D’Addis à l’action : transformer les engagements de l’Afrique en matière de systèmes agroalimentaires en impact concret
Citation de l’atelier : « L’Afrique que nous voulons ne sera pas construite uniquement sur nos ambitions, mais sur ce que nous ferons ensuite. » – Kennedy Ayason, Principal Policy Officer, Département Agriculture, Développement rural, Économie bleue et Environnement de la Commission de l’Union africaine (CUA-ARBE)
🌿 Organisé par le Programme mondial de la GIZ sur les systèmes et politiques agricoles durables (AgSys), l’atelier d’apprentissage par les pairs sur la mise en œuvre du CAADP Kampala se tient du 11 au 13 mai à Addis-Abeba, en Éthiopie. L’atelier vise à renforcer l’appropriation par les pays et à favoriser des partenariats durables soutenant les échanges continus et la collaboration.

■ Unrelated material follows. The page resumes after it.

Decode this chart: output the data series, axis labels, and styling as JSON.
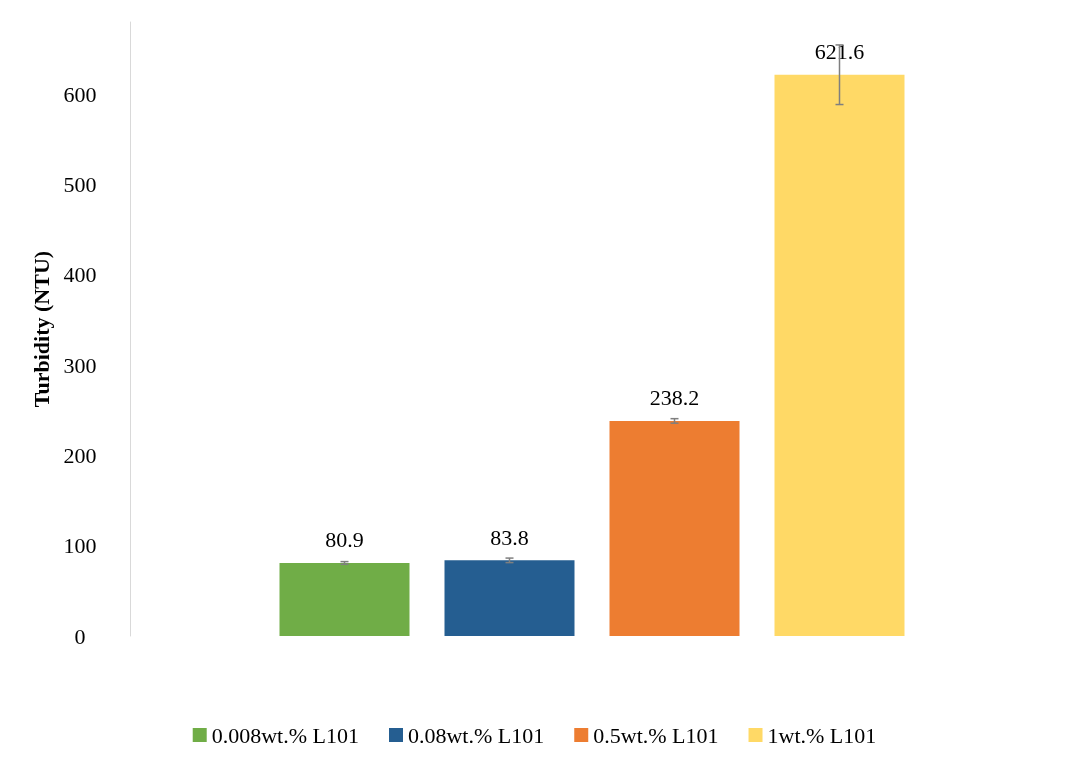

🌱 L’Agenda de Kampala du Programme détaillé de développement de l’agriculture africaine (CAADP) – comprenant la Déclaration ainsi que la Stratégie et le Plan d’action (2026-2035) – a été adopté en janvier 2025. Il constitue le principal cadre continental de l’Union africaine pour la transformation des systèmes agroalimentaires. Il s’appuie sur les engagements et les enseignements des déclarations de Maputo (2003) et de Malabo (2014) afin de porter le CAADP vers une nouvelle décennie.
🫱🏽🫲🏽 Les participants comprennent des délégations de six pays partenaires du programme AgSys de la GIZ (Cameroun, Kenya, Zambie, Togo, Nigéria, Madagascar), de deux projets bilatéraux CAADP de la GIZ (Namibie, Ouganda), de l’Agence de développement de l’Union africaine (AUDA-NEPAD), du Département Agriculture, Développement rural, Économie bleue et Environnement durable (ARBE) de la Commission de l’Union africaine, ainsi que des représentants du monde académique et des organisations de la société civile.
📅 Axé sur les échanges entre pairs, la résolution de problèmes et le suivi pratique, l’atelier met l’accent sur le développement d’actions concrètes et de mécanismes durables de soutien entre pairs. Plus précisément, il vise à :
• connecter les partenaires issus des ministères, des agences de développement, du monde académique et de la société civile ;
• favoriser l’apprentissage entre pays ;
• identifier les obstacles à la mise en œuvre ;
• aligner les interventions en cours ;
• et définir des actions réalisables ainsi que des voies de coopération.